Known primarily for dramatic comedies such as LAGGIES, HUMPDAY, and YOUR SISTER’S SISTER, whose central characters fumble towards fulfillment and self-awareness, Shelton mines a more dramatic terrain with OUTSIDE IN. Exploring themes of reintegration and release as experienced by three small-town strivers searching for a way out of their physical and emotional trappings, Shelton finds universality through her distinctly regional approach to dramatic filmmaking. Playing two people inexorably drawn to each other despite being in vastly different places in life, Jay Duplass and Edie Falco concoct unforgettable screen chemistry out of two characters trapped a fraught relationship and tortured by yearning.
OUTSIDE IN shot for 20 days in October and November 2016, using the American Legion Hall in Granite Falls as the production base, offering close proximity to 85 percent of the film’s locations, most of which were within walking distance from home base.

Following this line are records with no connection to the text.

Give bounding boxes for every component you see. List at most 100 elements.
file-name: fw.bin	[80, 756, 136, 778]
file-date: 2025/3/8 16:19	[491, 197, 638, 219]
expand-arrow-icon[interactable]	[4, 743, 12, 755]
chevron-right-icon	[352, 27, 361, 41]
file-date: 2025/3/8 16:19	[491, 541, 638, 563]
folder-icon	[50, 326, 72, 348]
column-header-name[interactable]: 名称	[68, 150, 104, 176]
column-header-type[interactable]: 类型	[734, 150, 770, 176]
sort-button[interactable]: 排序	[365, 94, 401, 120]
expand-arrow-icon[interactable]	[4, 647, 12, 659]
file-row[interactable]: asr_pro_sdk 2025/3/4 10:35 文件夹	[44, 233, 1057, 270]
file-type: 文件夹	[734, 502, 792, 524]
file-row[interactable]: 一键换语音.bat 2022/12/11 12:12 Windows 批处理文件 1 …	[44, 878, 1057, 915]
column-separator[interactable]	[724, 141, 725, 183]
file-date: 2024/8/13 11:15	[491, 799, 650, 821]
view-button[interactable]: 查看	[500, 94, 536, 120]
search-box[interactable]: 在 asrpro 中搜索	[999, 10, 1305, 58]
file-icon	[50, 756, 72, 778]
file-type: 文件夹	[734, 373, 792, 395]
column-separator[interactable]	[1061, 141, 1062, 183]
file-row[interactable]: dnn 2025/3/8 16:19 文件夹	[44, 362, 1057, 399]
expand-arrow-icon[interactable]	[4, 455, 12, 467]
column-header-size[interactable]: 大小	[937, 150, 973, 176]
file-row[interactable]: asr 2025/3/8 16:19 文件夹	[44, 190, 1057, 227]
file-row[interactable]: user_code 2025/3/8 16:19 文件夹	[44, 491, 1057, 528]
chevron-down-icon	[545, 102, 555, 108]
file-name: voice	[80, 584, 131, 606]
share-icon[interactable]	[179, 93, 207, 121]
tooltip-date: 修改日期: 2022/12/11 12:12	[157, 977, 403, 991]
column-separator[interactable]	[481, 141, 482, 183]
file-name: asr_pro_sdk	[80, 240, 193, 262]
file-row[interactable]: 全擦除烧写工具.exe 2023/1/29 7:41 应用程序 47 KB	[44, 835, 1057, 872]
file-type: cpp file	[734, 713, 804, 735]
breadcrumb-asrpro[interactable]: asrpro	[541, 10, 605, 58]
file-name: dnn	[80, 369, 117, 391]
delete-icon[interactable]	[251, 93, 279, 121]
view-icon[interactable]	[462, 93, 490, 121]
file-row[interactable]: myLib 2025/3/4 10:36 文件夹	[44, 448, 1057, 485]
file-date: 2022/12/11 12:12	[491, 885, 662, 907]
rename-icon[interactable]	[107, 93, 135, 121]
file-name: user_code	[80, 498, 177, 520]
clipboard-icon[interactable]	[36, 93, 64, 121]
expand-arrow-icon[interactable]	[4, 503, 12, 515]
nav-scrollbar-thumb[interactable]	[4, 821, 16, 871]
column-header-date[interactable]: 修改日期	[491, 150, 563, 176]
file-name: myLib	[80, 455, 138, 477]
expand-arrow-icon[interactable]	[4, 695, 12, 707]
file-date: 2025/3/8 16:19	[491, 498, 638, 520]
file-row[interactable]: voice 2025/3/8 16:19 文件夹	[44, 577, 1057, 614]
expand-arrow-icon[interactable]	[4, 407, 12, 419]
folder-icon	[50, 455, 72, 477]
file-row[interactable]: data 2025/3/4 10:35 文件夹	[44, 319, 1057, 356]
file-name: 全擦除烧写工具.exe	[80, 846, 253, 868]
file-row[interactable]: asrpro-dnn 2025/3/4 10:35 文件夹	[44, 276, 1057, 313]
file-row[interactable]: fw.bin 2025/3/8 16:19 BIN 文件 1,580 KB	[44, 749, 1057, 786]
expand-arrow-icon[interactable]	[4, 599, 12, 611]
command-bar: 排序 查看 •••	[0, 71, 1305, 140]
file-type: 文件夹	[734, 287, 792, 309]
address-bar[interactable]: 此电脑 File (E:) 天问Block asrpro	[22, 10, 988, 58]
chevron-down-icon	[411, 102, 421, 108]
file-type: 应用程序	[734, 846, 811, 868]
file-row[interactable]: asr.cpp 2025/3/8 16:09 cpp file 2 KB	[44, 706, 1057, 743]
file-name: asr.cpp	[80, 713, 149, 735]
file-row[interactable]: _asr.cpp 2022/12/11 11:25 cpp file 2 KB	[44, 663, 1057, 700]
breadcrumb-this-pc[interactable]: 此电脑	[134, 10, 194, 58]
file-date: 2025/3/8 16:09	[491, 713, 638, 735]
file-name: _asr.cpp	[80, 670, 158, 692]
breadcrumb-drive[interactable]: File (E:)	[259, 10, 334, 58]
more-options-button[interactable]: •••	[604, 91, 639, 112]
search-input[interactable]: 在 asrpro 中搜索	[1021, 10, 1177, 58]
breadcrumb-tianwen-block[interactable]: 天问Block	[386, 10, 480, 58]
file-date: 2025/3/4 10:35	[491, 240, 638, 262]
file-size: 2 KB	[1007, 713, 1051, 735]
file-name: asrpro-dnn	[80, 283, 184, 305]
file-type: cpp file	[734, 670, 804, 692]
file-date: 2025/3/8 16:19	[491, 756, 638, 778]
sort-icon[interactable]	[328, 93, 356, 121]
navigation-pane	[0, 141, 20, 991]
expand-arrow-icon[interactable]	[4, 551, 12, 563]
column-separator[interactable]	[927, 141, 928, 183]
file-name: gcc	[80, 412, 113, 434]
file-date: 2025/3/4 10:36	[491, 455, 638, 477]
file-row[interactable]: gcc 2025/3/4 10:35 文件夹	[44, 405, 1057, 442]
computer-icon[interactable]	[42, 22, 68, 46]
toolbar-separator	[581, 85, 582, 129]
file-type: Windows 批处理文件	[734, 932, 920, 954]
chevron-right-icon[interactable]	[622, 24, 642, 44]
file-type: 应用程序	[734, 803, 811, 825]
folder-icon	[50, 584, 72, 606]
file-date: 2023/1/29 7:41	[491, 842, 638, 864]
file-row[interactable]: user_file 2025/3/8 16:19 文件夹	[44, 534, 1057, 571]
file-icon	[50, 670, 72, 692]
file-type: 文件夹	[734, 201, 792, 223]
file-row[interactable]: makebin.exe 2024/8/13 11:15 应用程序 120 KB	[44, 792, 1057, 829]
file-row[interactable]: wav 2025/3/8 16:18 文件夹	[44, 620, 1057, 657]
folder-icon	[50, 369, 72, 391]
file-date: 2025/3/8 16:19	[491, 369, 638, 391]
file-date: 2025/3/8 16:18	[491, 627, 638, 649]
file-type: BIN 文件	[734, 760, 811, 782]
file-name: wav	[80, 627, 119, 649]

Despite grey skies and inclement weather, cast and crew warmed to small-town life in Washington State, with its close-knit bonds and unvarnished exterior. “It helped so much to inform my character, watching people go about daily life in Granite Falls,” says Duplass. “It’s the kind of town where people walk everywhere because they don’t have transportation and the clothes they’re wearing are 25 years old.” Concludes Shelton: “I loved the idea of embedding in an actual community — geographic specificity is something I always hold dear, because I think you can feel it on screen, through the grays and the greens and all the rain.”